Among the observations that could nearly convince me of the substantive reality of dreams is the recurrance of certain landscapes. These places, which ought to be as plastic as pure thought, retain their names and their shapes from night to night. Though weeks and months of unremembered nights interrupt my visits, I always recognize them when I return. That is, they are not recurring dreams in the Freudian sense, for they come infrequently, and my tasks and aquaintances always vary.

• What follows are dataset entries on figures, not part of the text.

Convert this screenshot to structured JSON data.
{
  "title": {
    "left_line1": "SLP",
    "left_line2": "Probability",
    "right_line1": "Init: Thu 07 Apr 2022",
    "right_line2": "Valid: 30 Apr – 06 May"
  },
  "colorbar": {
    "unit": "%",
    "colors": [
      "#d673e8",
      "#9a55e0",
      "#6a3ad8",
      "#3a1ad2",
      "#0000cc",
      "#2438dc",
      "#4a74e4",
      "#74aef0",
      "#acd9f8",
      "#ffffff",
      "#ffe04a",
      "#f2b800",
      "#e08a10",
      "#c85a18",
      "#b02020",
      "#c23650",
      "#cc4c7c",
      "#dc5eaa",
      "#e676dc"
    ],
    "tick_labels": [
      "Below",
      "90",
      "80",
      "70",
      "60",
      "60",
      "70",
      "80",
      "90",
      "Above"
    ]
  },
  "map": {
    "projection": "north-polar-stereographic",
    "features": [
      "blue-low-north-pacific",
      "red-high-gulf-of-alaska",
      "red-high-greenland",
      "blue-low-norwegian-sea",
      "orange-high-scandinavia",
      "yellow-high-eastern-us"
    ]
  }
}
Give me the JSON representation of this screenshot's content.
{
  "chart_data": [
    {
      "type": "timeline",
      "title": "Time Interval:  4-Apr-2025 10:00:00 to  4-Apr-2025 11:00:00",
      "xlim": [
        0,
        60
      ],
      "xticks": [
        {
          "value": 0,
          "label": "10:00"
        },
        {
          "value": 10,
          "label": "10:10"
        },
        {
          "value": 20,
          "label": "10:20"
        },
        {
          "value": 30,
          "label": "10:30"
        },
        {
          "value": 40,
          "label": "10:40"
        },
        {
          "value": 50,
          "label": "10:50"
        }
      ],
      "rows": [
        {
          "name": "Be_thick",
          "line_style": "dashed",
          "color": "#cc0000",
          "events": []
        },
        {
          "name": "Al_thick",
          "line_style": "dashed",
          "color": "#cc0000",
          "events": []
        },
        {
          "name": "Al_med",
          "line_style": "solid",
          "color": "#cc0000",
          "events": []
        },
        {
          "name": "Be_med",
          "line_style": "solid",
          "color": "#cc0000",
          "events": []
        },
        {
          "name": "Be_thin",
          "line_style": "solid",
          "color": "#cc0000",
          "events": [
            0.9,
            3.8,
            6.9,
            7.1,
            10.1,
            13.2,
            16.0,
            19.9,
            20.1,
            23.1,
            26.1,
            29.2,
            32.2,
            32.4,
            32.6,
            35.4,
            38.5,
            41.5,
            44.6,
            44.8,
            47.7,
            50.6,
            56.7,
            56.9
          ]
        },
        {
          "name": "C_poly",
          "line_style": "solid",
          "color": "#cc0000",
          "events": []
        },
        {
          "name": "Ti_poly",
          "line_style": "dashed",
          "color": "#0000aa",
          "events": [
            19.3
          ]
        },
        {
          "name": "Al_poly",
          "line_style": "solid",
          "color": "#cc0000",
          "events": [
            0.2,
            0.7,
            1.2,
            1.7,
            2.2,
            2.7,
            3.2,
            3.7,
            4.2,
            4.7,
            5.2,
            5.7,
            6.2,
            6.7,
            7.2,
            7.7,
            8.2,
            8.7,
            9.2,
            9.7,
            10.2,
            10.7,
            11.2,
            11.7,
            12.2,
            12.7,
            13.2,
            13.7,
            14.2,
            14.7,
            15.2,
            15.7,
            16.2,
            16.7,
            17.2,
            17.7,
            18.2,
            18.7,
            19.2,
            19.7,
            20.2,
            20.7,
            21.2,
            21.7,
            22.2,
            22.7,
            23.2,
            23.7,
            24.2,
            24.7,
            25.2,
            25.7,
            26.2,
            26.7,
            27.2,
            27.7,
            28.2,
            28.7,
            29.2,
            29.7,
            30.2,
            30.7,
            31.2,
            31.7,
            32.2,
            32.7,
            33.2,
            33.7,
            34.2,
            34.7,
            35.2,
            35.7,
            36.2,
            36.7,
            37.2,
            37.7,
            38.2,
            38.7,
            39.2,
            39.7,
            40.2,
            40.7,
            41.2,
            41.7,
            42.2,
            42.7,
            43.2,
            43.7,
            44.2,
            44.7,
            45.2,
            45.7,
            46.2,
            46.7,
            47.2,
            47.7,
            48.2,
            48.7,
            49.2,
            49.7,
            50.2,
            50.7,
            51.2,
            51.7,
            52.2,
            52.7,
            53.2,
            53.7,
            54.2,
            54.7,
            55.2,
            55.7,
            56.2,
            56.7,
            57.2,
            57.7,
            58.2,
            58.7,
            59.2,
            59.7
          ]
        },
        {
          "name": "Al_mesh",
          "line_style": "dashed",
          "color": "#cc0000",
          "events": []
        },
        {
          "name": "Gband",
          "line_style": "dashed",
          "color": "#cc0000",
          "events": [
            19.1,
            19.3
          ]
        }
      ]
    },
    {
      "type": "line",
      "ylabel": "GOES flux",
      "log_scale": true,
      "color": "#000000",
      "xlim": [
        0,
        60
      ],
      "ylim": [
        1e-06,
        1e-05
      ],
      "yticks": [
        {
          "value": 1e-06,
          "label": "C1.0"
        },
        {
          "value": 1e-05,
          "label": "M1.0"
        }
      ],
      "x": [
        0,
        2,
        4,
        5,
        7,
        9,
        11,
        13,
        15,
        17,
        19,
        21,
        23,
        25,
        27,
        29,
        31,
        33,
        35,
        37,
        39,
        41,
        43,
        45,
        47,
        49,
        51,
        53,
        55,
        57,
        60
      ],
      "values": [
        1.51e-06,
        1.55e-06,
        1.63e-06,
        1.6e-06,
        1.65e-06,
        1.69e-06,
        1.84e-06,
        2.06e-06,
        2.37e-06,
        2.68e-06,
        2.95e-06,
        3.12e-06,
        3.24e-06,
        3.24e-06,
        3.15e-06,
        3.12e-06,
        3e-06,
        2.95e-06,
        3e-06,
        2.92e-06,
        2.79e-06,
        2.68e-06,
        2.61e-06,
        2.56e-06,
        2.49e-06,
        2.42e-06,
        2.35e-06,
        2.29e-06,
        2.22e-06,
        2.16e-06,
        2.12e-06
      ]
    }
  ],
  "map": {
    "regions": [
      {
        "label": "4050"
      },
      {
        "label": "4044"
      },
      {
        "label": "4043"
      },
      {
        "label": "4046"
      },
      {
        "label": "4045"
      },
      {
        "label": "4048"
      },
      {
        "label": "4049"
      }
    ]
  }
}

These places usually bear a superficial connection to the physical world. There is Manhattan, but a Manhattan of some near or distant future, its bedrock transected and tunnelled by underground freeways, its buildings lowered into the earth so that the surface is long tree-lined avenues and glassy sculpture. Across the river from this Manhattan is a New Jersey like something out of a Gene Wolfe novel: impossibly tall cliffs infested with a riot of trees. Or Boston, a wide and sprawling city of subway stations and dark cobbled streets. An apartment there that I often visit, with an entrance reached by a fire escape; an apartment in which I know I used to live. It is a Boston reached only by trains: when I try to walk away I find that gravity grows weaker and weaker the farther I venture into the suburbs. More rarely I visit London, a London of bright arcades like Leicester Square. Drowned docks, buildings on stilts, invaded by an encroaching ocean.

What are these places? The confused mosaic of my spatial memory, filled with memories of reality and a thousand novels, equally insubstantial? An underworld, the next life, a parallel universe? There are stranger things, Horatio.